[RFC] Linalg OpDSL constant list attribute definition?

@stellaraccident @ftynse

When trying to remove the transpose_(a|b) from matmul and batch_matmul, I have hit a snag on the indexing. I really don’t want to create a whole new DSL just for this case, I think we can still get it there and remove those ops (by replacing them with identical representations from their parent ops) before we do that.

Problem description

So, here’s the rub: TensorDef creates dims as named params, and IndexAttrDef creates indexes as named params, but they do not represent the actual value even when constant (kinda like SSA), because what that DSL function is doing is building the function, so it needs to be described as a computation.

This is an example of what I’m trying.

def matmul(...
           map_a=IndexAttrDef(S.A0, S.A1, default=[0, 1]),
           ...):
  ...
  # tuple indices must be integers or slices, not SymbolDef
  dims_a = (D.m, D.k)
  l_a = (dims_a[S.A0], dims_a[S.A1])
  ...

I can’t use something like int(S.A0) because that’s just the name of the dimension (ie. literal "Symbol(A0)"), I need to create an expression that extracts a tuple index from a symbol definition.
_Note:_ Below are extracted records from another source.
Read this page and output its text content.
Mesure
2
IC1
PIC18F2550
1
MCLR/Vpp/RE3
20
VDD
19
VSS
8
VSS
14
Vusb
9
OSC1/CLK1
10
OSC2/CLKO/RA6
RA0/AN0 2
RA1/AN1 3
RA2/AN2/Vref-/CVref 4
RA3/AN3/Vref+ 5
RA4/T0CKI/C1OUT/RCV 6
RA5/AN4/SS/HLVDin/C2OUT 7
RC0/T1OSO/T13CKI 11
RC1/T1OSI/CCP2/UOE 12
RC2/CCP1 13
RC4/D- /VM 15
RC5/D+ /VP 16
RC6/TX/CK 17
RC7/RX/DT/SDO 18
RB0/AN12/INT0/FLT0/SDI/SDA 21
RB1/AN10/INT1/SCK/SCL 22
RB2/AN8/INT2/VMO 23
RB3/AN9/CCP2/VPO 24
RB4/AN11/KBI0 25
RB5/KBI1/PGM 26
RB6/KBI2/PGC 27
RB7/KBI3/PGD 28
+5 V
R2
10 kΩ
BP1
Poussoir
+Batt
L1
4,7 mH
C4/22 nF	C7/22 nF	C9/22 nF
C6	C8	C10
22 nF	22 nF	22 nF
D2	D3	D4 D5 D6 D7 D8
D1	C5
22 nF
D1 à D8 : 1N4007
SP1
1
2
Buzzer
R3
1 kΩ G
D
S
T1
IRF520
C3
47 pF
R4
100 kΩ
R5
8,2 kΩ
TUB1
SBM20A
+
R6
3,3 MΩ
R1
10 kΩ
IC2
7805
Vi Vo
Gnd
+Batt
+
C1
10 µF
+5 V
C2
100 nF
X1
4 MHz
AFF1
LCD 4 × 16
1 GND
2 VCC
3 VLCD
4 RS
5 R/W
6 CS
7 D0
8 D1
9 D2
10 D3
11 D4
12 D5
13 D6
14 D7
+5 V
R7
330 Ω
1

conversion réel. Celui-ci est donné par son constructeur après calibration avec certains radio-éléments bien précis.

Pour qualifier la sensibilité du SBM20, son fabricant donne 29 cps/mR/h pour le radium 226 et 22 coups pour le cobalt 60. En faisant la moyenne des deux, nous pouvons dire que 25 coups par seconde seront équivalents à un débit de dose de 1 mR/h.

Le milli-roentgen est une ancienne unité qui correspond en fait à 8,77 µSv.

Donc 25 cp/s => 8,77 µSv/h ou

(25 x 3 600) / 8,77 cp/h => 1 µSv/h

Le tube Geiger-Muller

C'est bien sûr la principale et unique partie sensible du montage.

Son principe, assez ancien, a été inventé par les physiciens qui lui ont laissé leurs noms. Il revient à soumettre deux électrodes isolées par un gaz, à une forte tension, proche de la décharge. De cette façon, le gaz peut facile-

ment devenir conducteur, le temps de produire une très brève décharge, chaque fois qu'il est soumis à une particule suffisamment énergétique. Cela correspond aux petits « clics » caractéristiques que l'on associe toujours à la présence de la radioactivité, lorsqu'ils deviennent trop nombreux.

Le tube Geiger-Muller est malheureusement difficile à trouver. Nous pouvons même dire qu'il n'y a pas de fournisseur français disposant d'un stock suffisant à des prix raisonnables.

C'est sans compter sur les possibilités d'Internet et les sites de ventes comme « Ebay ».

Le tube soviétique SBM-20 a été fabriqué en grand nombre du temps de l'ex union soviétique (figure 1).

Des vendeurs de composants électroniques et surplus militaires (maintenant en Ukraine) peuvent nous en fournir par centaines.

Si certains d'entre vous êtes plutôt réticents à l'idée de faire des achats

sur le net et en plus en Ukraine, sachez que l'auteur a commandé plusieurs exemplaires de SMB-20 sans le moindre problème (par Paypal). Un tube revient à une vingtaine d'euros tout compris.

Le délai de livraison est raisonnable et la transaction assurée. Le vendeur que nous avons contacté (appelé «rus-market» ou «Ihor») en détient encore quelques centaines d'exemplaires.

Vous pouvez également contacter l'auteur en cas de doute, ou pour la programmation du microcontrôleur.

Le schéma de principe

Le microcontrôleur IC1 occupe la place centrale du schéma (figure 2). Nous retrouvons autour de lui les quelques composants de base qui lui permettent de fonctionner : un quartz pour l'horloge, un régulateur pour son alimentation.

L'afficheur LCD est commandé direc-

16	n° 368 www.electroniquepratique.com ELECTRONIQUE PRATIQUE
Solution idea: Constant list attribute

I’m not well versed in OpDSL (or Python much), but the actual code isn’t that extensive. This should be something like ScalarDef but as a list, and the generator should be able to interpret them as (generate code for) picking a different SymbolDef out of the tuple and update the equation accordingly.

I’m trying to avoid having to change the code that transforms symbol naming into affine maps, so get into symbols (in whatever order), which would be identical to the current implementation of the transposed versions today.

Alternative 1: Permute function type

I tried implementing a TransformFn.permute that can be used as:

C[D.m, D.n] += cast(U, permute(A[D.m, D.k], perm_a) * cast(U, permute(B[D.k, D.m], perm_b))

But that leads to having to implement the function itself, which I don’t know how. Perhaps this would be simpler, but I’m a bit out of my depth here.

Alternative 2: More named ops

We already have matmul_transpose_(a|b) and batch_matmul_transpose_(a|b), I can add more variations for batch_reduce_matmul_transpose_(a|b), but there are more than 2 here, I don’t want to do this.

Any better ideas?

Alternative 3: write it in ODS and c++, using the generated code as a starting point and simplifying.

I don’t have the mental capacity to put into trying to make opdsl more than it is right now. If someone else does manage it, I’d be happy to review. But even suggesting an approach requires pulling this back into active cache and is more than I can do for the next month or two.

1 Like

If I implement matmul and friends in ODS/C++, I wouldn’t be able to keep this and opDSL representations in parallel. Wouldn’t this fall into the category of replacing without backup?

Don’t get me wrong, I’m ok with it, just thought this was what you were warning against on the other thread.

Is opdsl providing anything, to anyone, other than being a rather opinionated way to generate ods and backing c++ op implementations?

I am aware (because I wrote it) that there is some theoretical support for it to also be used from python for on the fly IR generation, but I am not aware of any public projects who have relied on that – although I am aware of several who tried and found it not a good fit/went another way.

This is a legitimate question, not a challenge: I’ve been watching for years and think this use case never materialized. But if it did, we should discuss.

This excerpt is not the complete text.